Suppose $5^{4a} + 5^{3a} + 5^{2a} + 5^a + 1$ is composite for some $a \geq 1$. Then for every prime $p$ dividing that expression we have:
$$5^{4a} + 5^{3a} + 5^{2a} + 5^a + 1 \equiv 0 \pmod{p}$$
That is:
$$\frac{5^{5a} - 1}{5^a - 1} \equiv 0 \pmod{p}$$
Which implies that:
$$5^{5a} \equiv 1 \pmod{p} ~ ~ ~ \text{and} ~ ~ ~ 5^a \not \equiv 1 \pmod{p}$$
Observe that these equations imply $5^a$ has order 5 modulo $p$, since 5 is prime. Now let $k$ be an integer not multiple of 5, then we have:
$$\left ( 5^{5a} \right )^k \equiv 5^{5ak} \equiv 1 \pmod{p}$$
And since $k$ is not a multiple of 5 and $5^a$ has order 5 modulo $p$, it must follow that:
$$\left ( 5^{a} \right )^k \equiv 5^{ak} \not \equiv 1 \pmod{p}$$
So we conclude that:
$$\frac{5^{5ak} - 1}{5^{ak} - 1} \equiv 0 \pmod{p}$$
Such that:
$$5^{4ak} + 5^{3ak} + 5^{2ak} + 5^{ak} + 1 \equiv 0 \pmod{p}$$
And so we conclude that $f(ak)$ is a multiple of $f(a)$ and so is also composite.

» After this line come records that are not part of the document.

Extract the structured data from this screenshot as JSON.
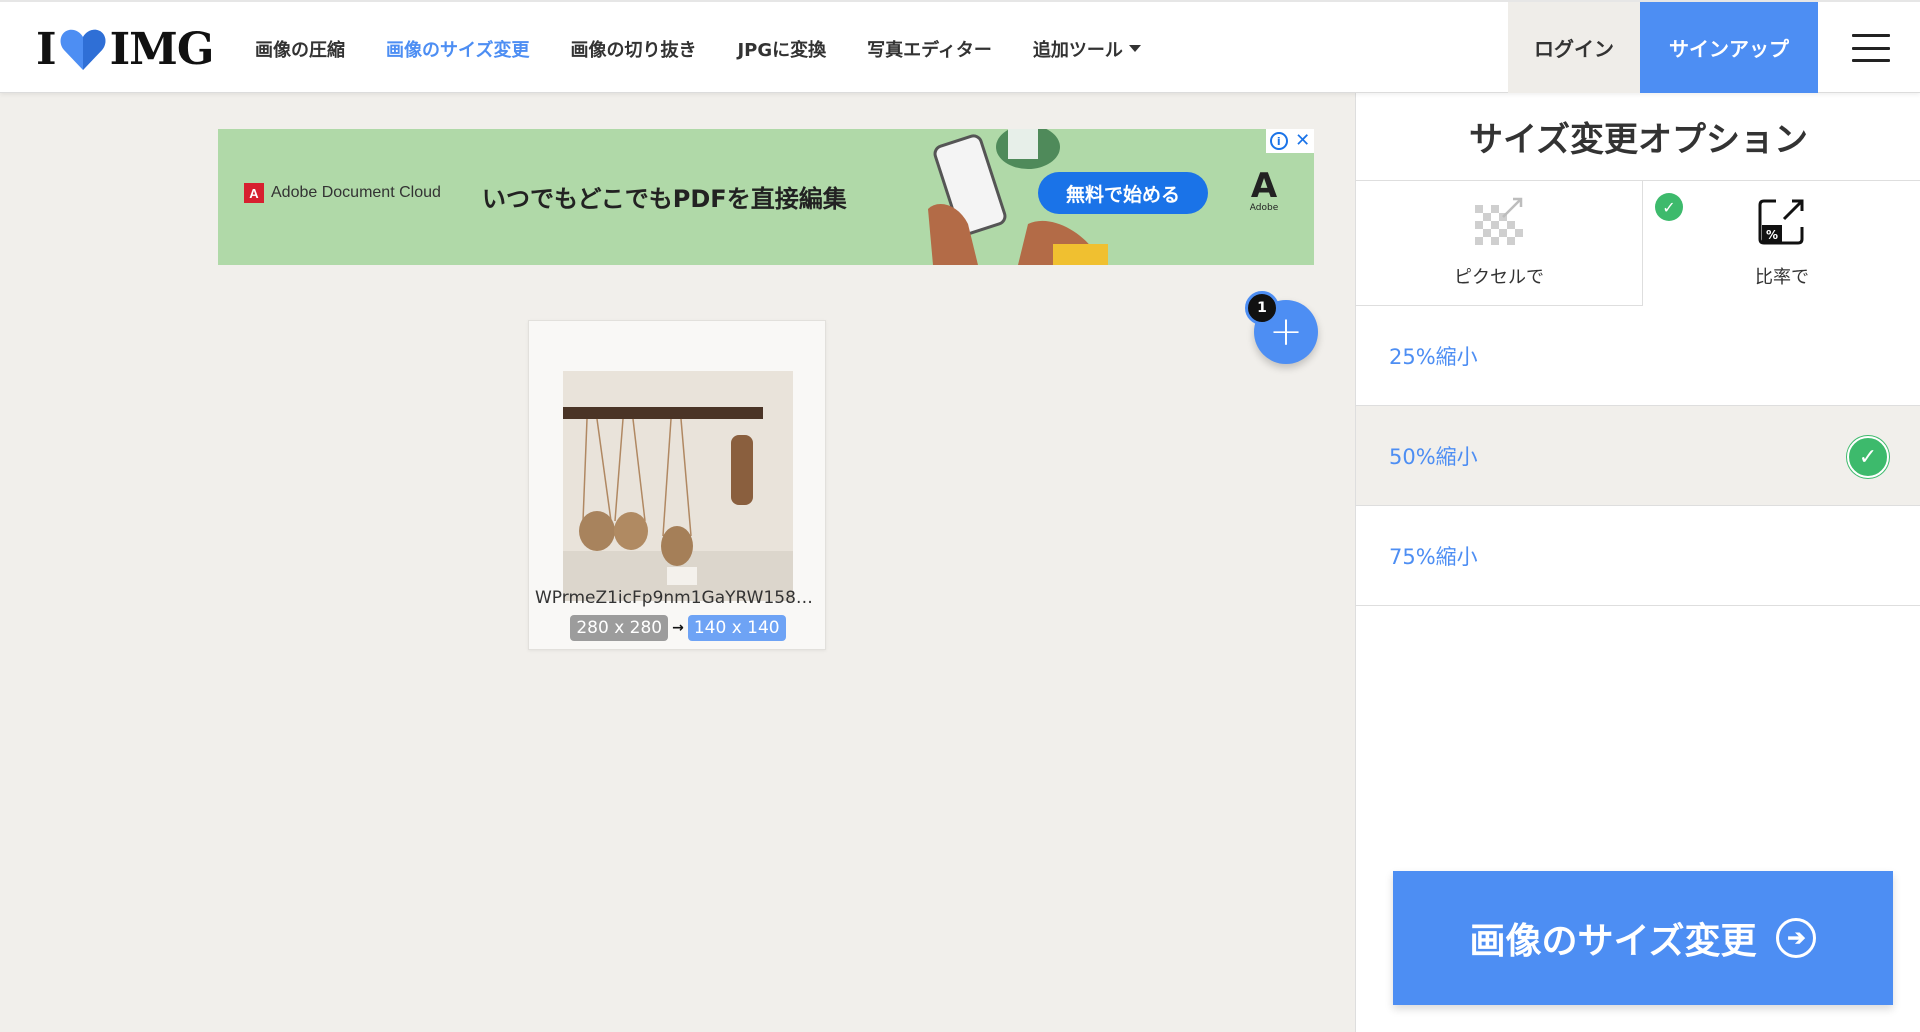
{
  "header": {
    "logo_left": "I",
    "logo_right": "IMG",
    "nav": [
      {
        "label": "画像の圧縮"
      },
      {
        "label": "画像のサイズ変更"
      },
      {
        "label": "画像の切り抜き"
      },
      {
        "label": "JPGに変換"
      },
      {
        "label": "写真エディター"
      },
      {
        "label": "追加ツール"
      }
    ],
    "login": "ログイン",
    "signup": "サインアップ"
  },
  "ad": {
    "brand": "Adobe Document Cloud",
    "brand_mark": "A",
    "text": "いつでもどこでもPDFを直接編集",
    "cta": "無料で始める",
    "adobe_word": "Adobe",
    "choices_i": "i",
    "choices_x": "✕"
  },
  "workspace": {
    "file_count": "1",
    "add_symbol": "+",
    "file": {
      "name": "WPrmeZ1icFp9nm1GaYRW1586...",
      "original_size": "280 x 280",
      "new_size": "140 x 140",
      "arrow": "→"
    }
  },
  "sidebar": {
    "title": "サイズ変更オプション",
    "tabs": [
      {
        "label": "ピクセルで"
      },
      {
        "label": "比率で"
      }
    ],
    "options": [
      {
        "label": "25%縮小"
      },
      {
        "label": "50%縮小"
      },
      {
        "label": "75%縮小"
      }
    ],
    "check": "✓",
    "action": "画像のサイズ変更",
    "action_arrow": "➔"
  },
  "colors": {
    "accent": "#4d8ef3",
    "success": "#3dba6c",
    "background": "#f1efeb"
  }
}
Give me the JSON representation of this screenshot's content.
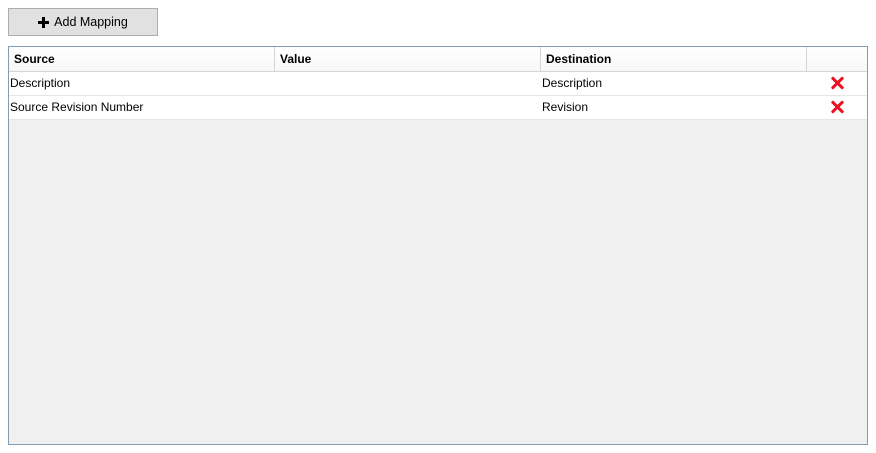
{
  "toolbar": {
    "add_mapping_label": "Add Mapping",
    "add_icon": "plus-icon"
  },
  "grid": {
    "columns": [
      "Source",
      "Value",
      "Destination",
      ""
    ],
    "rows": [
      {
        "source": "Description",
        "value": "",
        "destination": "Description",
        "action_icon": "delete-icon"
      },
      {
        "source": "Source Revision Number",
        "value": "",
        "destination": "Revision",
        "action_icon": "delete-icon"
      }
    ]
  },
  "colors": {
    "delete": "#e81123",
    "grid_border": "#7f9db9",
    "grid_background": "#f0f0f0"
  }
}
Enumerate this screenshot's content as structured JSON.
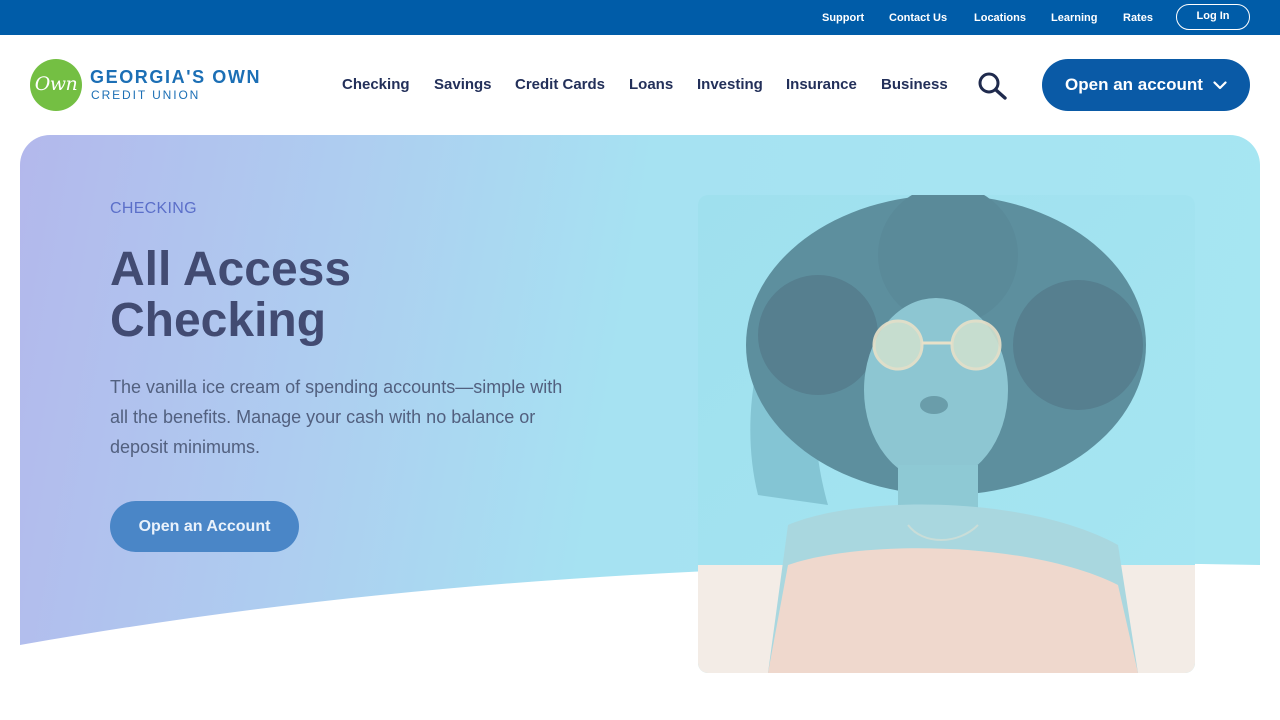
{
  "utility_nav": {
    "links": [
      "Support",
      "Contact Us",
      "Locations",
      "Learning",
      "Rates"
    ],
    "login_label": "Log In"
  },
  "brand": {
    "logo_mark": "Own",
    "name_line1": "GEORGIA'S OWN",
    "name_line2": "CREDIT UNION"
  },
  "main_nav": {
    "items": [
      "Checking",
      "Savings",
      "Credit Cards",
      "Loans",
      "Investing",
      "Insurance",
      "Business"
    ],
    "search_icon": "search-icon",
    "cta_label": "Open an account",
    "cta_icon": "chevron-down-icon"
  },
  "hero": {
    "eyebrow": "CHECKING",
    "title": "All Access Checking",
    "description": "The vanilla ice cream of spending accounts—simple with all the benefits. Manage your cash with no balance or deposit minimums.",
    "cta_label": "Open an Account",
    "image_subject": "woman with curly hair and round glasses"
  },
  "colors": {
    "utility_bar": "#005ca8",
    "brand_blue": "#1c6fb5",
    "brand_green": "#74bf43",
    "nav_text": "#23305a",
    "primary_button": "#0a5aa6",
    "hero_gradient_start": "#b3b8ec",
    "hero_gradient_end": "#a6e6f2",
    "hero_title": "#424b72",
    "eyebrow": "#5b6fc9"
  }
}
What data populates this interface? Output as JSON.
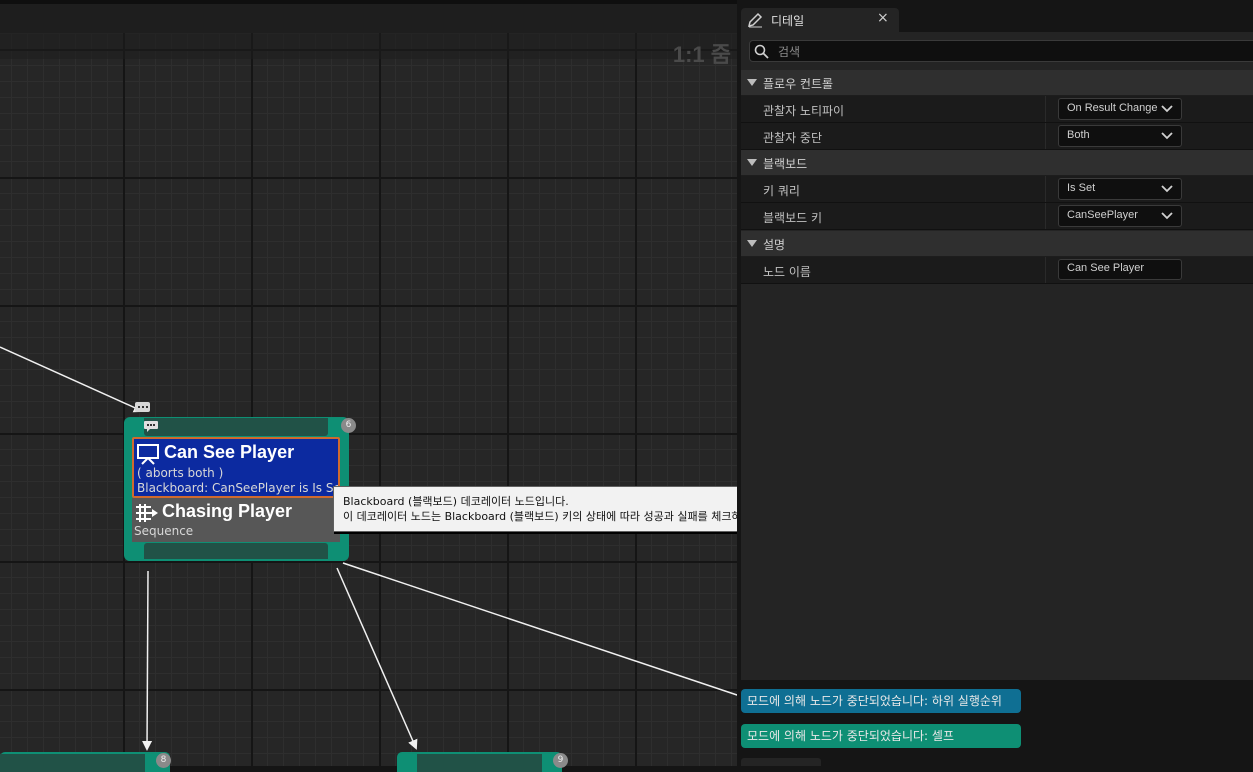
{
  "graph": {
    "zoom_label": "1:1 줌",
    "node": {
      "index_badge": "6",
      "decorator": {
        "title": "Can See Player",
        "line1": "( aborts both )",
        "line2": "Blackboard: CanSeePlayer is Is Set"
      },
      "composite": {
        "title": "Chasing Player",
        "type": "Sequence"
      }
    },
    "tooltip": {
      "line1": "Blackboard (블랙보드) 데코레이터 노드입니다.",
      "line2": "이 데코레이터 노드는 Blackboard (블랙보드) 키의 상태에 따라 성공과 실패를 체크하게 됩니다."
    },
    "child_nodes": [
      {
        "index_badge": "8"
      },
      {
        "index_badge": "9"
      }
    ]
  },
  "details": {
    "tab_title": "디테일",
    "tab_close": "×",
    "search_placeholder": "검색",
    "categories": [
      {
        "label": "플로우 컨트롤",
        "properties": [
          {
            "label": "관찰자 노티파이",
            "value": "On Result Change",
            "kind": "combo"
          },
          {
            "label": "관찰자 중단",
            "value": "Both",
            "kind": "combo"
          }
        ]
      },
      {
        "label": "블랙보드",
        "properties": [
          {
            "label": "키 쿼리",
            "value": "Is Set",
            "kind": "combo"
          },
          {
            "label": "블랙보드 키",
            "value": "CanSeePlayer",
            "kind": "combo"
          }
        ]
      },
      {
        "label": "설명",
        "properties": [
          {
            "label": "노드 이름",
            "value": "Can See Player",
            "kind": "text"
          }
        ]
      }
    ]
  },
  "notifications": [
    {
      "text": "모드에 의해 노드가 중단되었습니다: 하위 실행순위"
    },
    {
      "text": "모드에 의해 노드가 중단되었습니다: 셀프"
    }
  ],
  "colors": {
    "decorator_bg": "#0c2aa0",
    "node_border": "#0e8f74",
    "composite_bg": "#575757",
    "notify_lower_priority": "#0f6f93",
    "notify_self": "#0e8f74"
  }
}
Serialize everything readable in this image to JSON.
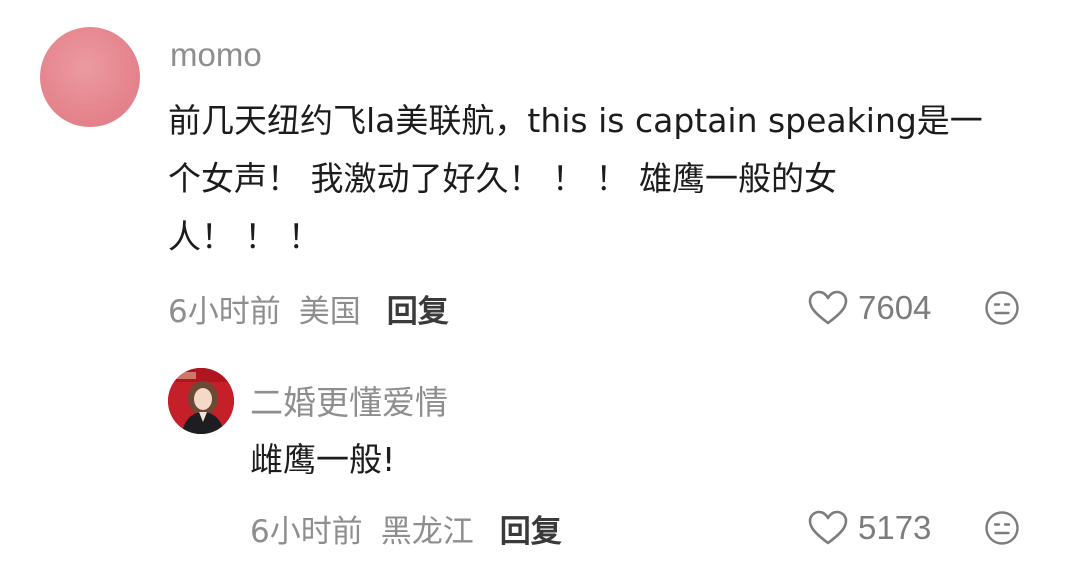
{
  "comment": {
    "username": "momo",
    "avatar_color": "#e5848d",
    "text": "前几天纽约飞la美联航，this is captain speaking是一\n个女声！ 我激动了好久！ ！ ！ 雄鹰一般的女\n人！ ！ ！",
    "time": "6小时前",
    "location": "美国",
    "reply_label": "回复",
    "like_count": "7604",
    "like_icon": "heart-outline-icon",
    "emoji_icon": "smiley-face-icon",
    "reply": {
      "username": "二婚更懂爱情",
      "avatar_color": "#c8202a",
      "text": "雌鹰一般!",
      "time": "6小时前",
      "location": "黑龙江",
      "reply_label": "回复",
      "like_count": "5173",
      "like_icon": "heart-outline-icon",
      "emoji_icon": "smiley-face-icon"
    }
  },
  "colors": {
    "meta_gray": "#8e8e8e",
    "text_dark": "#1c1c1c",
    "reply_dark": "#3a3a3a"
  }
}
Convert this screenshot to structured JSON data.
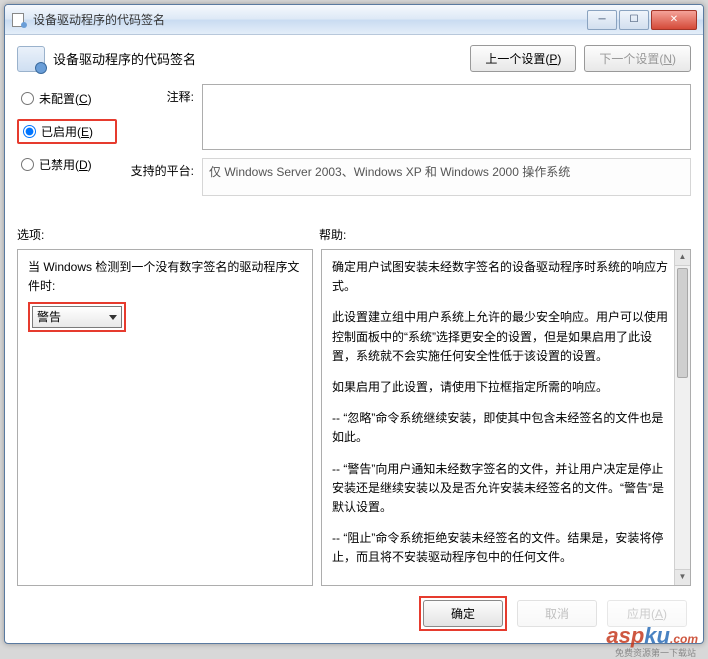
{
  "title": "设备驱动程序的代码签名",
  "header": {
    "title": "设备驱动程序的代码签名",
    "prev_label": "上一个设置(P)",
    "next_label": "下一个设置(N)"
  },
  "radios": {
    "not_configured": "未配置(C)",
    "enabled": "已启用(E)",
    "disabled": "已禁用(D)"
  },
  "annotation": {
    "label": "注释:",
    "value": ""
  },
  "platform": {
    "label": "支持的平台:",
    "value": "仅 Windows Server 2003、Windows XP 和 Windows 2000 操作系统"
  },
  "sections": {
    "options_label": "选项:",
    "help_label": "帮助:"
  },
  "options": {
    "prompt": "当 Windows 检测到一个没有数字签名的驱动程序文件时:",
    "combo_value": "警告"
  },
  "help": {
    "p1": "确定用户试图安装未经数字签名的设备驱动程序时系统的响应方式。",
    "p2": "此设置建立组中用户系统上允许的最少安全响应。用户可以使用控制面板中的“系统”选择更安全的设置，但是如果启用了此设置，系统就不会实施任何安全性低于该设置的设置。",
    "p3": "如果启用了此设置，请使用下拉框指定所需的响应。",
    "p4": "-- “忽略”命令系统继续安装，即使其中包含未经签名的文件也是如此。",
    "p5": "-- “警告”向用户通知未经数字签名的文件，并让用户决定是停止安装还是继续安装以及是否允许安装未经签名的文件。“警告”是默认设置。",
    "p6": "-- “阻止”命令系统拒绝安装未经签名的文件。结果是，安装将停止，而且将不安装驱动程序包中的任何文件。"
  },
  "footer": {
    "ok": "确定",
    "cancel": "取消",
    "apply": "应用(A)"
  },
  "watermark": {
    "main_a": "asp",
    "main_b": "ku",
    "suffix": ".com",
    "sub": "免费资源第一下载站"
  }
}
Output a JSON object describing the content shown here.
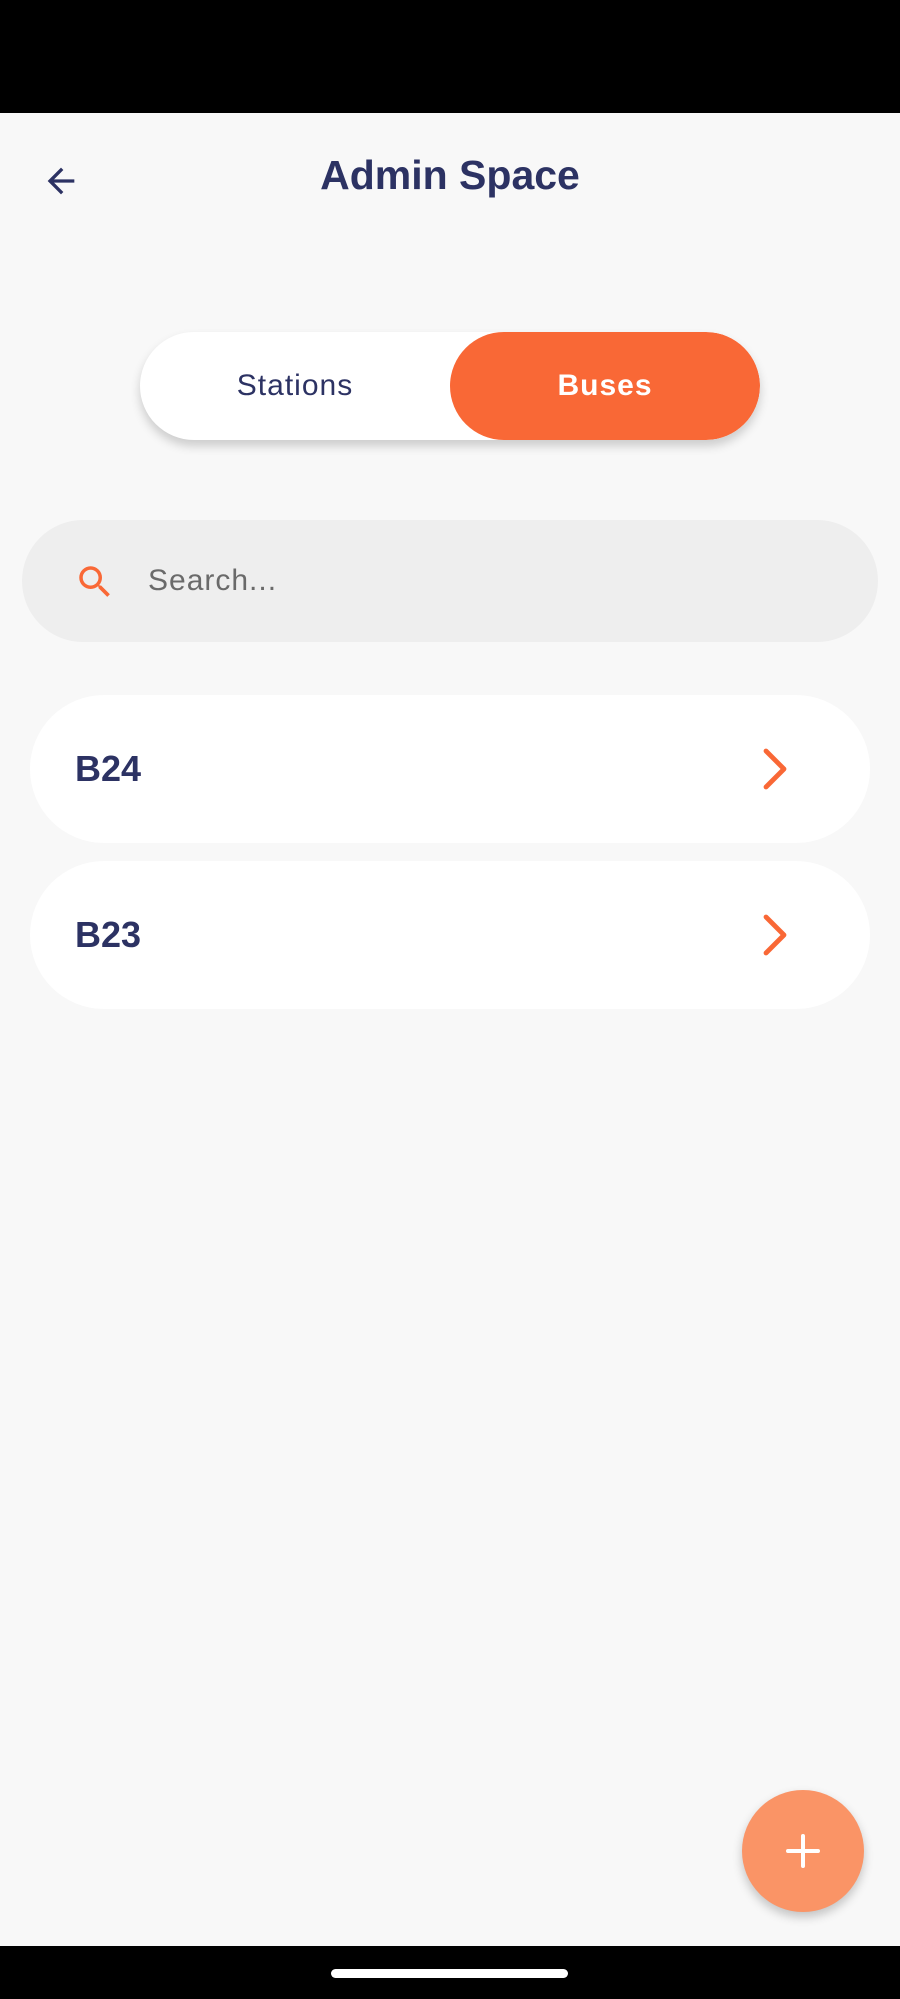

With the above theorem it suffices to show that the expression is composite for powers of 5. In particular, it is composite at $a = 1 = 5^0$, hence is composite at all $a$ not multiple of 5, and it can be verified that it is also composite at $a = 5$, hence it is composite at all $a$ not multiple of 25. We can keep going and check that the expression is composite for $a = 25$ as well, showing that the expression is composite for all $a$ not multiple of 125, but I don't know how to prove that it must be composite for all powers of 5, which is required to show it is composite for all integer $a$.